Фланцер действительно оставил ему записи, сочтя, что отдает их в хорошие руки. У Витторио осталось только пять из них, он хранил их свернутыми в трубочку, скрепив резинкой и спрятав в маленький керамический горшок, который стоял рядом со мной, на этажерке. Остальные партии, видимо, потерялись, когда он уезжал из Рима. А эти пять он отдал мне и явно был счастлив, почувствовал облегчение оттого, что они вернулись ко мне.

– Наверное, вас это сильно взволновало, Мария?

Она кивнула:

– Конечно.

– Интересные партии?

– Как сказать, – задумчиво произнесла Мария. – Они неровные. Фланцер как противник не всегда был на высоте. Но это не главное. Гаспар, вы-то это понимаете.

Я водил ложечкой по дну опустевшей чашки, рисуя плавные линии на коричневой пенистой гуще.

– Не могу вам передать, что я испытала, разворачивая первый из пяти листков с записями. Уже в тот момент, когда разобрала заголовок. Чернила немного выцвели от времени, но рукописный текст был вполне читаем. Вот что я прочла:

Дата: 2 июля 1944 года

Белые: А. Фланцер / Черные: С. Папп

Дебют: Французская защита

Далее следовала запись ходов, сделанная по всем правилам ровным, энергичным почерком.

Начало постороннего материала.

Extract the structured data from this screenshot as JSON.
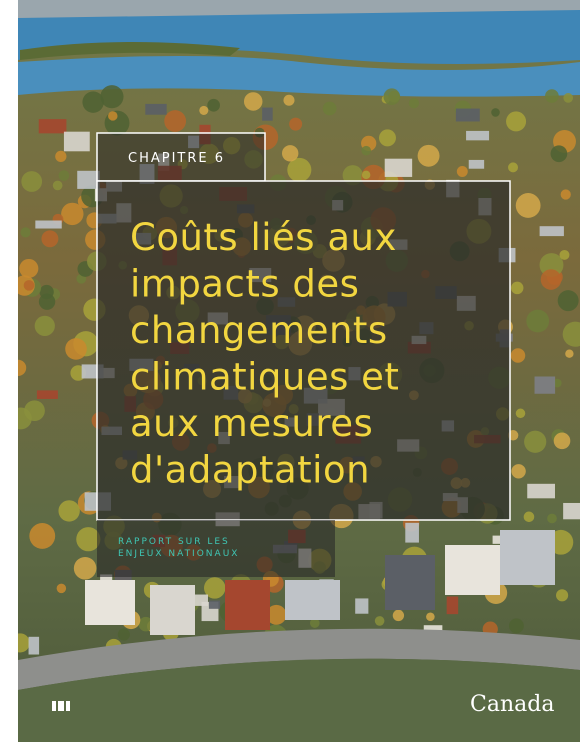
{
  "chapter_label": "CHAPITRE 6",
  "title_lines": [
    "Coûts liés aux",
    "impacts des",
    "changements",
    "climatiques et",
    "aux mesures",
    "d'adaptation"
  ],
  "report_lines": [
    "RAPPORT SUR LES",
    "ENJEUX NATIONAUX"
  ],
  "wordmark": "Canada"
}
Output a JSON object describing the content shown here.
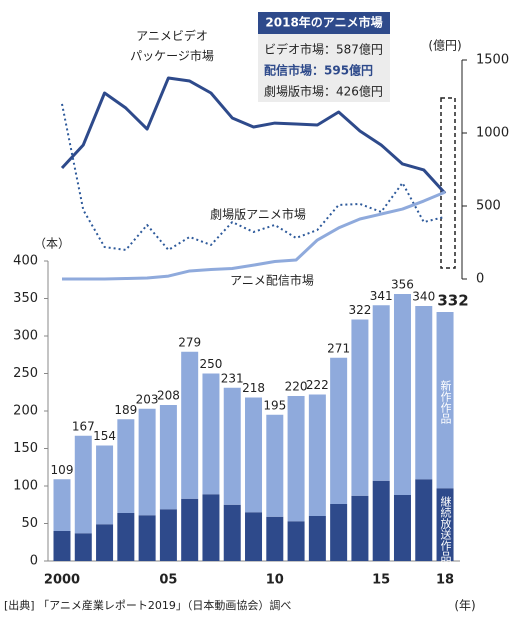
{
  "chart_data": {
    "type": "bar",
    "stacked": true,
    "categories": [
      "2000",
      null,
      null,
      null,
      null,
      "05",
      null,
      null,
      null,
      null,
      "10",
      null,
      null,
      null,
      null,
      "15",
      null,
      null,
      "18"
    ],
    "totals": [
      109,
      167,
      154,
      189,
      203,
      208,
      279,
      250,
      231,
      218,
      195,
      220,
      222,
      271,
      322,
      341,
      356,
      340,
      332
    ],
    "series": [
      {
        "name": "継続放送作品",
        "type": "bar",
        "color": "#2e4a8b",
        "values": [
          40,
          37,
          49,
          64,
          61,
          69,
          83,
          89,
          75,
          65,
          59,
          53,
          60,
          76,
          87,
          107,
          88,
          109,
          97
        ]
      },
      {
        "name": "新作作品",
        "type": "bar",
        "color": "#8faadc",
        "values": [
          69,
          130,
          105,
          125,
          142,
          139,
          196,
          161,
          156,
          153,
          136,
          167,
          162,
          195,
          235,
          234,
          268,
          231,
          235
        ]
      },
      {
        "name": "アニメビデオ\nパッケージ市場",
        "type": "line",
        "axis": "y2",
        "color": "#2e4a8b",
        "style": "solid",
        "values": [
          760,
          918,
          1274,
          1171,
          1027,
          1377,
          1356,
          1274,
          1103,
          1041,
          1068,
          1062,
          1055,
          1144,
          1014,
          918,
          788,
          747,
          587
        ]
      },
      {
        "name": "劇場版アニメ市場",
        "type": "line",
        "axis": "y2",
        "color": "#2e5a9b",
        "style": "dotted",
        "values": [
          1199,
          473,
          219,
          199,
          370,
          199,
          288,
          233,
          390,
          322,
          370,
          281,
          336,
          507,
          514,
          459,
          658,
          390,
          426
        ]
      },
      {
        "name": "アニメ配信市場",
        "type": "line",
        "axis": "y2",
        "color": "#8faadc",
        "style": "solid",
        "values": [
          0,
          0,
          0,
          3,
          7,
          20,
          55,
          65,
          72,
          95,
          120,
          130,
          267,
          350,
          411,
          445,
          479,
          534,
          595
        ]
      }
    ],
    "ylim": [
      0,
      400
    ],
    "yticks": [
      0,
      50,
      100,
      150,
      200,
      250,
      300,
      350,
      400
    ],
    "y2lim": [
      0,
      1500
    ],
    "y2ticks": [
      0,
      500,
      1000,
      1500
    ],
    "y_label": "（本）",
    "y2_label": "(億円)",
    "x_label": "(年)",
    "box": {
      "title": "2018年のアニメ市場",
      "lines": [
        "ビデオ市場：587億円",
        "配信市場：595億円",
        "劇場版市場：426億円"
      ]
    },
    "source": "[出典] 「アニメ産業レポート2019」（日本動画協会）調べ"
  }
}
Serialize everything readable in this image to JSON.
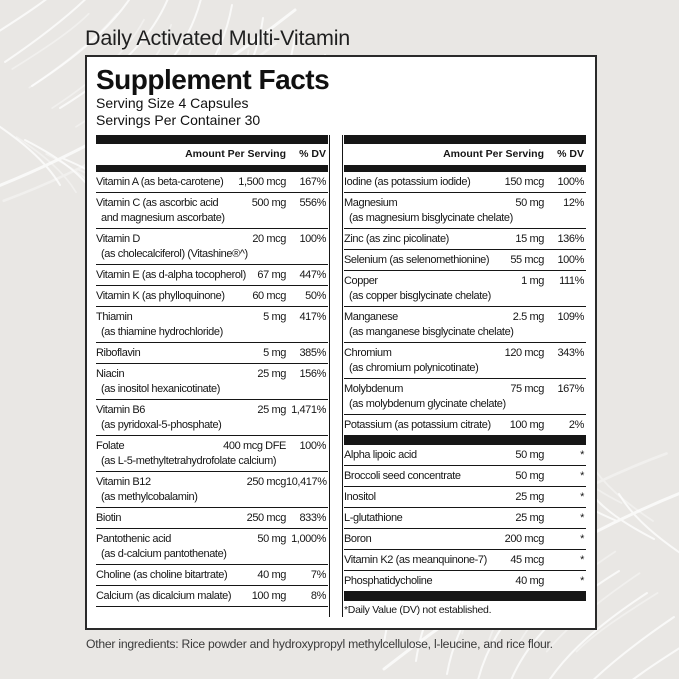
{
  "page": {
    "product_title": "Daily Activated Multi-Vitamin",
    "other_ingredients": "Other ingredients: Rice powder and hydroxypropyl methylcellulose, l-leucine, and rice flour."
  },
  "supplement_facts": {
    "title": "Supplement Facts",
    "serving_size": "Serving Size 4 Capsules",
    "servings_per_container": "Servings Per Container 30",
    "column_headers": {
      "amount": "Amount Per Serving",
      "dv": "% DV"
    },
    "left_column_rows": [
      {
        "name": "Vitamin A (as beta-carotene)",
        "amount": "1,500 mcg",
        "dv": "167%"
      },
      {
        "name": "Vitamin C (as ascorbic acid",
        "name2": "and magnesium ascorbate)",
        "amount": "500 mg",
        "dv": "556%"
      },
      {
        "name": "Vitamin D",
        "name2": "(as cholecalciferol) (Vitashine®^)",
        "amount": "20 mcg",
        "dv": "100%"
      },
      {
        "name": "Vitamin E (as d-alpha tocopherol)",
        "amount": "67 mg",
        "dv": "447%"
      },
      {
        "name": "Vitamin K (as phylloquinone)",
        "amount": "60 mcg",
        "dv": "50%"
      },
      {
        "name": "Thiamin",
        "name2": "(as thiamine hydrochloride)",
        "amount": "5 mg",
        "dv": "417%"
      },
      {
        "name": "Riboflavin",
        "amount": "5 mg",
        "dv": "385%"
      },
      {
        "name": "Niacin",
        "name2": "(as inositol hexanicotinate)",
        "amount": "25 mg",
        "dv": "156%"
      },
      {
        "name": "Vitamin B6",
        "name2": "(as pyridoxal-5-phosphate)",
        "amount": "25 mg",
        "dv": "1,471%"
      },
      {
        "name": "Folate",
        "name2": "(as L-5-methyltetrahydrofolate calcium)",
        "amount": "400 mcg DFE",
        "dv": "100%"
      },
      {
        "name": "Vitamin B12",
        "name2": "(as methylcobalamin)",
        "amount": "250 mcg",
        "dv": "10,417%"
      },
      {
        "name": "Biotin",
        "amount": "250 mcg",
        "dv": "833%"
      },
      {
        "name": "Pantothenic acid",
        "name2": "(as d-calcium pantothenate)",
        "amount": "50 mg",
        "dv": "1,000%"
      },
      {
        "name": "Choline (as choline bitartrate)",
        "amount": "40 mg",
        "dv": "7%"
      },
      {
        "name": "Calcium (as dicalcium malate)",
        "amount": "100 mg",
        "dv": "8%"
      }
    ],
    "right_column_minerals": [
      {
        "name": "Iodine (as potassium iodide)",
        "amount": "150 mcg",
        "dv": "100%"
      },
      {
        "name": "Magnesium",
        "name2": "(as magnesium bisglycinate chelate)",
        "amount": "50 mg",
        "dv": "12%"
      },
      {
        "name": "Zinc (as zinc picolinate)",
        "amount": "15 mg",
        "dv": "136%"
      },
      {
        "name": "Selenium (as selenomethionine)",
        "amount": "55 mcg",
        "dv": "100%"
      },
      {
        "name": "Copper",
        "name2": "(as copper bisglycinate chelate)",
        "amount": "1 mg",
        "dv": "111%"
      },
      {
        "name": "Manganese",
        "name2": "(as manganese bisglycinate chelate)",
        "amount": "2.5 mg",
        "dv": "109%"
      },
      {
        "name": "Chromium",
        "name2": "(as chromium polynicotinate)",
        "amount": "120 mcg",
        "dv": "343%"
      },
      {
        "name": "Molybdenum",
        "name2": "(as molybdenum glycinate chelate)",
        "amount": "75 mcg",
        "dv": "167%"
      },
      {
        "name": "Potassium (as potassium citrate)",
        "amount": "100 mg",
        "dv": "2%"
      }
    ],
    "right_column_other": [
      {
        "name": "Alpha lipoic acid",
        "amount": "50 mg",
        "dv": "*"
      },
      {
        "name": "Broccoli seed concentrate",
        "amount": "50 mg",
        "dv": "*"
      },
      {
        "name": "Inositol",
        "amount": "25 mg",
        "dv": "*"
      },
      {
        "name": "L-glutathione",
        "amount": "25 mg",
        "dv": "*"
      },
      {
        "name": "Boron",
        "amount": "200 mcg",
        "dv": "*"
      },
      {
        "name": "Vitamin K2 (as meanquinone-7)",
        "amount": "45 mcg",
        "dv": "*"
      },
      {
        "name": "Phosphatidycholine",
        "amount": "40 mg",
        "dv": "*"
      }
    ],
    "footnote": "*Daily Value (DV) not established."
  },
  "colors": {
    "background": "#e9e7e4",
    "panel_background": "#ffffff",
    "ink": "#161616",
    "foliage_decoration": "#ffffff"
  }
}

Повисла долгая тишина. Я оторвал взгляд от чашки и посмотрел ей в глаза. Внезапно на ее лице заиграла легкая улыбка.

– Это чудесная история, – мягко сказал я.

Ее улыбка разгорелась ярче.

– Она окончена? – спросил я.

– Да. Можно сказать, да.

– Я хочу сказать: она реально окончена?

– Думаю, да.

– Значит, в этот раз вы приехали в Рим не для того, чтобы добавить к ней следующий эпизод?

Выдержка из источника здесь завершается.